Le premier de ces intérêts est économique. Dans un pays comme la France, la commande publique- marchés publics, ce qui inclut les partenariats publics privés, et concessions, ces deux catégories concernant la part essentielle des contrats publics- représente entre 8 et 10% de son PIB, soit 200 milliards d’euros par an ; ce qui en fait le plus important instrument d’intervention public dans l’économie, avec toutes les conséquences sociales et en termes d’emploi que cela induit.
Le deuxième est juridique. La norme- interne mais aussi européenne et internationale- est en effet très présente dans un domaine comme celui de la commande publique. Et non seulement les règles et procédures de publicité et de mise en concurrence qui s’y appliquent sont relativement complexes à appréhender et à intégrer, mais elles sont appelées à évoluer en permanence sous l’effets de textes et de jurisprudences eux-mêmes en constante mutation.
Le troisième intérêt est politique. Sous l’influence de contrôles d’organismes comme la Cour des Comptes, la commande publique est devenue un symbole de bonne- ou de mauvaise- gestion publique. A côté de cela, la commande publique est de plus en plus instrumentalisée par les décideurs publics, à des fins certes louables- développement durable par exemple- mais quelquefois éloignées du cœur même de l’achat public- parité hommes femmes ou respect des grands principes républicains par exemple.
Ces trois intérêts traduisent une conception universelle de la commande publique, et plus largement des contrats publics.

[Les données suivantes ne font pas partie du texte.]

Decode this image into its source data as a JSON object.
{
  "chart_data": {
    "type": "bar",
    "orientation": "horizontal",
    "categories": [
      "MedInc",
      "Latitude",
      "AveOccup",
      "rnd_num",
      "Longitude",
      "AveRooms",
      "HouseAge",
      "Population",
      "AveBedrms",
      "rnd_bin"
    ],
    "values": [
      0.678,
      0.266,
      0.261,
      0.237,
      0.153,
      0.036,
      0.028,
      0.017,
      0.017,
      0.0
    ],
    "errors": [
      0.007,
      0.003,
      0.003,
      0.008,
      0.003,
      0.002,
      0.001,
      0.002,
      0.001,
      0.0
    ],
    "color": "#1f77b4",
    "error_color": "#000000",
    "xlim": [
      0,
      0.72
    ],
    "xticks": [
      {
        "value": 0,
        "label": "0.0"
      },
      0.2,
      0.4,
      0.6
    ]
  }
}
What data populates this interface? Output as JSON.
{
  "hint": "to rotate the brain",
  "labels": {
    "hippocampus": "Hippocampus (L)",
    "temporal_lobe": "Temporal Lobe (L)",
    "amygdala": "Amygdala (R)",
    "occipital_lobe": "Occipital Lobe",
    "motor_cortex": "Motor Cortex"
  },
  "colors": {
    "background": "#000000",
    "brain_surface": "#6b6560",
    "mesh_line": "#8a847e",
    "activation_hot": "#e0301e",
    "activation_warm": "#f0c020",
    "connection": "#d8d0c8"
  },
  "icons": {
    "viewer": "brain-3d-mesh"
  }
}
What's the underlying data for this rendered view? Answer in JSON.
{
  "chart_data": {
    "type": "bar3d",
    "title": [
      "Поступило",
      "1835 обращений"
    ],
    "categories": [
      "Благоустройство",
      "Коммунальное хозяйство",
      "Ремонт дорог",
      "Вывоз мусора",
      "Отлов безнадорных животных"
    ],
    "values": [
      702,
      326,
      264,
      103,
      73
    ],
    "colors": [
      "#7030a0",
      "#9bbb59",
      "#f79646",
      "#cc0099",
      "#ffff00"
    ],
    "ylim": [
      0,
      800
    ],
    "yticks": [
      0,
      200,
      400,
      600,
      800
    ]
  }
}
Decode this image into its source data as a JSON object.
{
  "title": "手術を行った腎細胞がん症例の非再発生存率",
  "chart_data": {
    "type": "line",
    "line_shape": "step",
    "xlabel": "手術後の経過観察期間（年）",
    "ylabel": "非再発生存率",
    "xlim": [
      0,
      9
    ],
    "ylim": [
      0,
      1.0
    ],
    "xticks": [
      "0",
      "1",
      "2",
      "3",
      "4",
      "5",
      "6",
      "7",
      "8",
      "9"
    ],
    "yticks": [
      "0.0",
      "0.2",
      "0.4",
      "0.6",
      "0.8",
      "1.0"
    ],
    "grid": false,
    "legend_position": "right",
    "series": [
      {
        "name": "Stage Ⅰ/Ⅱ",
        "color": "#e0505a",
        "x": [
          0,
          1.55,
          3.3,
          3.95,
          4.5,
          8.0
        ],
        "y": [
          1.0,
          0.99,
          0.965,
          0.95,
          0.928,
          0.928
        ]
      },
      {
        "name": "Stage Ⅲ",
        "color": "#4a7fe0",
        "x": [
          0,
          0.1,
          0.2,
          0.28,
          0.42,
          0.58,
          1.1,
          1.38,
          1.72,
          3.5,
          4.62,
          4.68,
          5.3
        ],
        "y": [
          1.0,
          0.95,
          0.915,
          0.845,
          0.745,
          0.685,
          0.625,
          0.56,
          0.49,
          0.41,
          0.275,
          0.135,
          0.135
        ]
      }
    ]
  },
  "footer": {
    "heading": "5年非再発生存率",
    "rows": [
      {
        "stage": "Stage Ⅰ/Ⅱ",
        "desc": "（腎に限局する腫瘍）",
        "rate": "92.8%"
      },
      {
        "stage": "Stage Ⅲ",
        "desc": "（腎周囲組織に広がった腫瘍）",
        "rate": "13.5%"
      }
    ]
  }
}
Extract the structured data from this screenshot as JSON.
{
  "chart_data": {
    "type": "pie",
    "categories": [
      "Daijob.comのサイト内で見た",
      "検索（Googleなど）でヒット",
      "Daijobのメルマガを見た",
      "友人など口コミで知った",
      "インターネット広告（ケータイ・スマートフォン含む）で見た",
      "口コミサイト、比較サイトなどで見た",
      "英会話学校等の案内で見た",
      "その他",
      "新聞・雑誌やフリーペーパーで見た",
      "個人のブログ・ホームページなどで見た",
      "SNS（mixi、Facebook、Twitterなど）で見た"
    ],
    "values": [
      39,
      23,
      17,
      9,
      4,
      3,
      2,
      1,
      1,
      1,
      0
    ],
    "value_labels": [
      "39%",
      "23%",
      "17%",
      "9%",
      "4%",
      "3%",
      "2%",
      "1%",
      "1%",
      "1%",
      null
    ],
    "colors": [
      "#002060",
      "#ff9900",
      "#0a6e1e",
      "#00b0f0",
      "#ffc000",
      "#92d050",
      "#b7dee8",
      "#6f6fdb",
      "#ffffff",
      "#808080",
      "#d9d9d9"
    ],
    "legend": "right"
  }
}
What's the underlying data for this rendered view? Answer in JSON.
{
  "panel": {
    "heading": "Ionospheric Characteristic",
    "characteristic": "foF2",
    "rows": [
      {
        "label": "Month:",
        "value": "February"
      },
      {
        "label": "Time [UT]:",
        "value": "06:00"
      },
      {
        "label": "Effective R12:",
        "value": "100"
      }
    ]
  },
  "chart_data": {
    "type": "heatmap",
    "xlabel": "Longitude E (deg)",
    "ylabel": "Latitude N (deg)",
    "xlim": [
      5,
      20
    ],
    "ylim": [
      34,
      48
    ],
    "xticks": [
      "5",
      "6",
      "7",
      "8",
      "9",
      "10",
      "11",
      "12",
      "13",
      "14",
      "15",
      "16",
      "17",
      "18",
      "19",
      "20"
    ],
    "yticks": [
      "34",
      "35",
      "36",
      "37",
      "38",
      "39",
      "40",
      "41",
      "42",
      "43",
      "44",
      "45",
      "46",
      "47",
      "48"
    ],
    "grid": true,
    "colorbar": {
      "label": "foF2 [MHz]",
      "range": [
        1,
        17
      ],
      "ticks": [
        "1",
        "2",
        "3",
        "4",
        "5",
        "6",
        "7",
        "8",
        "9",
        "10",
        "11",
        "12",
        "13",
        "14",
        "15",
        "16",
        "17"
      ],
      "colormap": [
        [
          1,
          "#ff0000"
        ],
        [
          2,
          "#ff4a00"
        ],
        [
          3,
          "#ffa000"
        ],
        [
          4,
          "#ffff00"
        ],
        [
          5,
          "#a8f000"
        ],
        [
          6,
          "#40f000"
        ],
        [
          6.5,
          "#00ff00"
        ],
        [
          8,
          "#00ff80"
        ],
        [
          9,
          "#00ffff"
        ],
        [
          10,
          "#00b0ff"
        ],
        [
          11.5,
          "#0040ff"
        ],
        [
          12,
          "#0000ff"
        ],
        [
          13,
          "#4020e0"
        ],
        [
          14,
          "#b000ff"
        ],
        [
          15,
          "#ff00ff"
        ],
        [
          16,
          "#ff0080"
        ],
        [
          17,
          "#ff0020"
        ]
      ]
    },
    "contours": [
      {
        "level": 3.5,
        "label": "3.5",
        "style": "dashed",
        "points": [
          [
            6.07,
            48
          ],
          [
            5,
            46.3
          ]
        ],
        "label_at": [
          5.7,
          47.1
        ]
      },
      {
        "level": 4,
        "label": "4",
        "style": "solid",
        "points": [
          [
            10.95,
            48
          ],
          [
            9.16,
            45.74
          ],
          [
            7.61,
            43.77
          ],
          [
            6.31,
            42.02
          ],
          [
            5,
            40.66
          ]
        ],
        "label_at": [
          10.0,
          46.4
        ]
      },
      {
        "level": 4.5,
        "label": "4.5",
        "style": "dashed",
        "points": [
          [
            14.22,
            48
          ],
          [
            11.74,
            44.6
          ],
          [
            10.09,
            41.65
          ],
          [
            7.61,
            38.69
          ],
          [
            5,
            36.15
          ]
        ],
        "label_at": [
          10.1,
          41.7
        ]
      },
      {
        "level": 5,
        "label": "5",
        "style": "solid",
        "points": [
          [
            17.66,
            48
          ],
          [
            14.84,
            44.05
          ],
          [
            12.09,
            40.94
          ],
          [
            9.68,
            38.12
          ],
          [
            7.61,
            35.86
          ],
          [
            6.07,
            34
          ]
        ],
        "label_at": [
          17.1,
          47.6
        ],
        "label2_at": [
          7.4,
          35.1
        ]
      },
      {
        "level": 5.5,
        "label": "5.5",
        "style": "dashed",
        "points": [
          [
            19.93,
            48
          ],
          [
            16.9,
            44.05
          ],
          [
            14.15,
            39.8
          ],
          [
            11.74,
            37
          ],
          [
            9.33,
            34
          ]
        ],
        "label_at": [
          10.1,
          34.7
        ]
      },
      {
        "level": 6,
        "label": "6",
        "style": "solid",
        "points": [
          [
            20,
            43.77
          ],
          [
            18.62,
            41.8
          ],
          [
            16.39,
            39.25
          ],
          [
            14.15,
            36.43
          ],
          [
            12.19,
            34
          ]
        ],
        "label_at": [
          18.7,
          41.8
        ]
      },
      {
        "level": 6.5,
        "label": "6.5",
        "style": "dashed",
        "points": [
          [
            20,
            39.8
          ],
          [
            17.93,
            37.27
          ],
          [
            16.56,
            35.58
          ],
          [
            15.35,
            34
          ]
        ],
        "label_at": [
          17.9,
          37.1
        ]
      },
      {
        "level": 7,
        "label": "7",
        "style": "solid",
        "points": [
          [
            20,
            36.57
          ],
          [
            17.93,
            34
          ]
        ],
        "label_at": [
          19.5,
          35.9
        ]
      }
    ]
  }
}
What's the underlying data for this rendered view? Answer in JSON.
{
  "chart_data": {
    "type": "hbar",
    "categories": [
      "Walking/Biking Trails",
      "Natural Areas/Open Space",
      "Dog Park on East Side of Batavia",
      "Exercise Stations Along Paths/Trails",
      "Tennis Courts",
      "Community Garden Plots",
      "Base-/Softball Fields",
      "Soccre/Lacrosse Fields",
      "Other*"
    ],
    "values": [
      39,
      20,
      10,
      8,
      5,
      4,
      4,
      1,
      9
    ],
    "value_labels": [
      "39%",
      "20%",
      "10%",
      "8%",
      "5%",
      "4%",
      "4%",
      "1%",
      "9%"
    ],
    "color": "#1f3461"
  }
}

Ils se retrouvent bien évidemment au sein des Etats Africains où le poids économique, social et par la même politique de ces contrats ne cesse de s’alourdir avec le temps.
Les contrats et marchés publics en Afrique ne peuvent se résumer, même s’ils sont essentiels, aux grands travaux d’infrastructures portuaires, aéroportuaires ou encore routiers et autoroutier qui marquent régulièrement l’actualité…Les contrats publics, et tout particulièrement la commande publique, c’est une vue d’ensemble et transversale de la vie publique, de la chose publique et de ses relations avec le monde civil et économique. Ils reposent sur des piliers comme l’impartialité, la transparence, la probité ou encore la diligence qui en font des instruments vertueux au service des structures publiques et parapubliques.
Encore faut-il en avoir conscience et se donner les moyens suffisants afin que ces piliers ne restent pas virtuels. Au sein des Etats, des collectivités territoriales, des établissements publics ou encore des structures d’économie mixte que l’on retrouve dans tous les pays d’Afrique, cela doit se traduire par la création de véritables services d’achat, capables non seulement de passer mais aussi de suivre l’exécution de marchés publics, concessions et autres conventions d’occupation domaniale ; avec des acheteurs- négociateurs, juristes, financiers, techniciens, économistes…- compétents et responsables.
Et l’aptitude ou les aptitudes de l’acheteur passent avant tout par la formation, qu’elle soit initiale ou continue. A cet effet, la Chaire Achat Public de la Fondation de l’Université de Paris Saclay abrite non seulement un cycle de formation initiale via un Master 2 consacré à l’achat public mais a récemment ouvert un cycle de formation continue spécifiquement destiné aux fonctionnaires des Etats Africains afin justement de leur permettre de tendre vers un objectif incontournable de professionnalisation dans un domaine où les besoins sont immenses.
Je ne peux donc qu’être très heureux et très honoré de participer à la naissance d’une revue justement consacrée aux contrats publics en Afrique. Nul doute que, grâce à ses fondateurs et contributeurs, elle saura apporter sa pierre à un édifice sans cesse en construction et où chaque collaboration ne peut et ne pourra qu’être la bienvenue.